Bitcoin price hovers around $87,000 on Thursday, stabilizing after declining earlier this week.
US-listed spot ETFs recorded $457.29 million in inflows on Wednesday, the highest single-day inflows since November 11.
Report highlights that BTC remains range-bound between $81,000 and $95,000, with rallies likely to remain capped until fresh liquidity absorbs supply.
Bitcoin (BTC) is attempting to stabilize, holding near $87,000 on Thursday after this week’s pullback. Institutional demand shows signs of optimism, as US-listed spot Bitcoin Exchange-Traded Funds (ETFs) recorded fresh inflows of over $457 million on Wednesday. However, reports suggest that BTC could remain sideways until fresh liquidity absorbs the overhead supply.
Institutional demand shows highest single-day in one month
Institutional demand shows early signs of recovery. SoSoValue data show that Spot Bitcoin ETFs recorded inflows of $457.29 million on Wednesday, breaking the two-day outflow streak. Moreover, Wednesday’s inflow marked the largest single-day ETF inflow since November 11, providing a demand boost that helped counter near-term selling pressure. If these inflows continue and intensify, the Bitcoin price could see further recovery ahead.

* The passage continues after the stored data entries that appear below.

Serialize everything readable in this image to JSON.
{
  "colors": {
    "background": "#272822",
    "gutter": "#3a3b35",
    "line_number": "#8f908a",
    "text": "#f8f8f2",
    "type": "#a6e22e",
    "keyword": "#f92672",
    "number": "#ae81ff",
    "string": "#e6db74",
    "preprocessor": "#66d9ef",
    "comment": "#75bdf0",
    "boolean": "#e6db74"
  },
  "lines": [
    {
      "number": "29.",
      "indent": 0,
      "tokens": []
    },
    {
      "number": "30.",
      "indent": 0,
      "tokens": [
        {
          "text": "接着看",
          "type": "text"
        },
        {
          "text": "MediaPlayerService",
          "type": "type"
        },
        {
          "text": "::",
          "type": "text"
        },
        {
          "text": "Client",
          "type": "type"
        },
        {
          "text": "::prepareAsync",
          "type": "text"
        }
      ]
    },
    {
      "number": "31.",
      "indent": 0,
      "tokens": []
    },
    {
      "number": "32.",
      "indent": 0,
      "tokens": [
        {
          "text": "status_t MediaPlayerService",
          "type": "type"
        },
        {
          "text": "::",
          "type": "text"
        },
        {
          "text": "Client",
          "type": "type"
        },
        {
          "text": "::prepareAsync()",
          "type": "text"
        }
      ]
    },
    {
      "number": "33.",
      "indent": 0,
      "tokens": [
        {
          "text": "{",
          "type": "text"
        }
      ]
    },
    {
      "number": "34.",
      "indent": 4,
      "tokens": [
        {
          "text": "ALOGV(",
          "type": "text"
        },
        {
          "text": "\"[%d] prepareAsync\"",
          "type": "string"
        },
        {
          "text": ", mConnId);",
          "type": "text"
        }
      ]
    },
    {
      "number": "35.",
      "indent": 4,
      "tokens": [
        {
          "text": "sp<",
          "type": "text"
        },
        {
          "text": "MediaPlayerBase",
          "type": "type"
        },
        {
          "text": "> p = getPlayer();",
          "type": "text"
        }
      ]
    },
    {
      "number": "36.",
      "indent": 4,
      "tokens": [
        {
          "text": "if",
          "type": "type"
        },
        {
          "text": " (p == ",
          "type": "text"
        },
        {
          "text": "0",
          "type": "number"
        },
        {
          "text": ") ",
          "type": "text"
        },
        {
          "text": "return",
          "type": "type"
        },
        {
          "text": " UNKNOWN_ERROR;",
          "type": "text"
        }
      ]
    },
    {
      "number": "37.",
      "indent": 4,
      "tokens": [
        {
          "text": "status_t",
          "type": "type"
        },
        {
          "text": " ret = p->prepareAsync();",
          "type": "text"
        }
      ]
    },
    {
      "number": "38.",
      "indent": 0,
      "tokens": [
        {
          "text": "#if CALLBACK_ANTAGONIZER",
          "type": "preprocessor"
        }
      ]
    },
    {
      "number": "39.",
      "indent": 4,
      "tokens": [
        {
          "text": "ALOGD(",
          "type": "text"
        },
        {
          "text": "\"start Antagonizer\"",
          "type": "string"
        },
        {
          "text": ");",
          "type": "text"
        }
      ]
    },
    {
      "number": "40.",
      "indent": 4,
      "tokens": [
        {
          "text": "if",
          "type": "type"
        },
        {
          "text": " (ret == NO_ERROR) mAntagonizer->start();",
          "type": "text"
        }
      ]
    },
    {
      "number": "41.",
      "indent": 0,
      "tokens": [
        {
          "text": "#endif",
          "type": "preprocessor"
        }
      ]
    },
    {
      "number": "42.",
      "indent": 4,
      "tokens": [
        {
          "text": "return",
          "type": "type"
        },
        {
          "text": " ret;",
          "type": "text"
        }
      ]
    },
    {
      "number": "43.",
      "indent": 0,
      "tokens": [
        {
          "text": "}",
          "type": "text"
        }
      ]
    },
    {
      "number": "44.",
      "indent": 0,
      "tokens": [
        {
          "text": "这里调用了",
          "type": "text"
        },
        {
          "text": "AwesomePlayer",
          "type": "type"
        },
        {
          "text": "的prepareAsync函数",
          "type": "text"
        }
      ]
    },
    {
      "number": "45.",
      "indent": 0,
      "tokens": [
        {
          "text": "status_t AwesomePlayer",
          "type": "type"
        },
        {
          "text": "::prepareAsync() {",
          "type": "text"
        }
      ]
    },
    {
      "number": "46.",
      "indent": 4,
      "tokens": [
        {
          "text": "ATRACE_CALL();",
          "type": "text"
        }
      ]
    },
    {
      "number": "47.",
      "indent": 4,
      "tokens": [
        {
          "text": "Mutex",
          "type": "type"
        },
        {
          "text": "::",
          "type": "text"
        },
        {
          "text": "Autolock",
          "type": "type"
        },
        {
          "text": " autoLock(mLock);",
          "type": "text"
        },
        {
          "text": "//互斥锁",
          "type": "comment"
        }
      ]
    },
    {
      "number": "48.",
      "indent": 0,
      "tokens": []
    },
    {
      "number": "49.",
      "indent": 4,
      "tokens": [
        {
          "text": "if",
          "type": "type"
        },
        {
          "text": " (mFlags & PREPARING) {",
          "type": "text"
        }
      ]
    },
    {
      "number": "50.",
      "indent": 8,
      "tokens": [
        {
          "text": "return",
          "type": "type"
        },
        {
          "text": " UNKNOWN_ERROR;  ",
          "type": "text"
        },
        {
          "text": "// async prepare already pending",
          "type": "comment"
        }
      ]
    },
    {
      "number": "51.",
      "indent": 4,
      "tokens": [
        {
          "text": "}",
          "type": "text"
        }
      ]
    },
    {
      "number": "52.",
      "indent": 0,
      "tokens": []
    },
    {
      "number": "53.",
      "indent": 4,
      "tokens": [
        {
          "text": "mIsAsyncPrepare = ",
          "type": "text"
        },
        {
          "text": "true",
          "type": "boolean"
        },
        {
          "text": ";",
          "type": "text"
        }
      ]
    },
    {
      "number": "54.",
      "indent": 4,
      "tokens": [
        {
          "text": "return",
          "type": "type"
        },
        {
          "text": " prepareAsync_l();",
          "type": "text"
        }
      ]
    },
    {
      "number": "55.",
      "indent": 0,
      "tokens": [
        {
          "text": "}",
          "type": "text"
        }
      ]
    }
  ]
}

BTC remains range-bound, reports Glassnode
Glassnode's weekly report on Tuesday highlighted that Bitcoin is stuck in a range, supported near $81,000, but capped by heavy selling above $95,000.
The report explains that as long as price remains below this ($93,000-$120,000) range and fails to reclaim key thresholds, most notably the Short-Term Holder Cost Basis at $101,500, the risk of further corrective downside continues to loom over the market.

Despite this ongoing pressure, patient demand has so far defended the True Market Mean near $81,300, preventing a deeper breakdown. Spot demand remains selective, corporate treasury flows are episodic, and futures positioning continues to de-risk rather than rebuild conviction.
“A real move higher will only happen if sellers run out above resistance or if fresh liquidity enters the market to absorb supply and push price back above key cost levels,” concludes Glassnode analyst.
Bitcoin Price Forecast: BTC trades sideways between $85,500 – $90,000
Bitcoin was rejected at the psychological $90,000 resistance on Monday but found support at the 78.6% Fibonacci retracement at $85,569, leading to consolidation between these levels so far this week. As of Thursday, BTC hovers around $87,000.
If BTC breaks and closes below $85,569 on a daily basis, it could extend the decline toward the psychological $80,000 level.
The Relative Strength Index (RSI) on the daily chart is at 40, below its neutral level of 50, indicating bearish momentum gaining traction. Moreover, the Moving Average Convergence Divergence (MACD) showed a bearish crossover on Wednesday, further supporting the bearish view.

Looking up, if BTC closes above the $90,000 resistance level, it could extend the recovery toward the next key resistance at $94,253.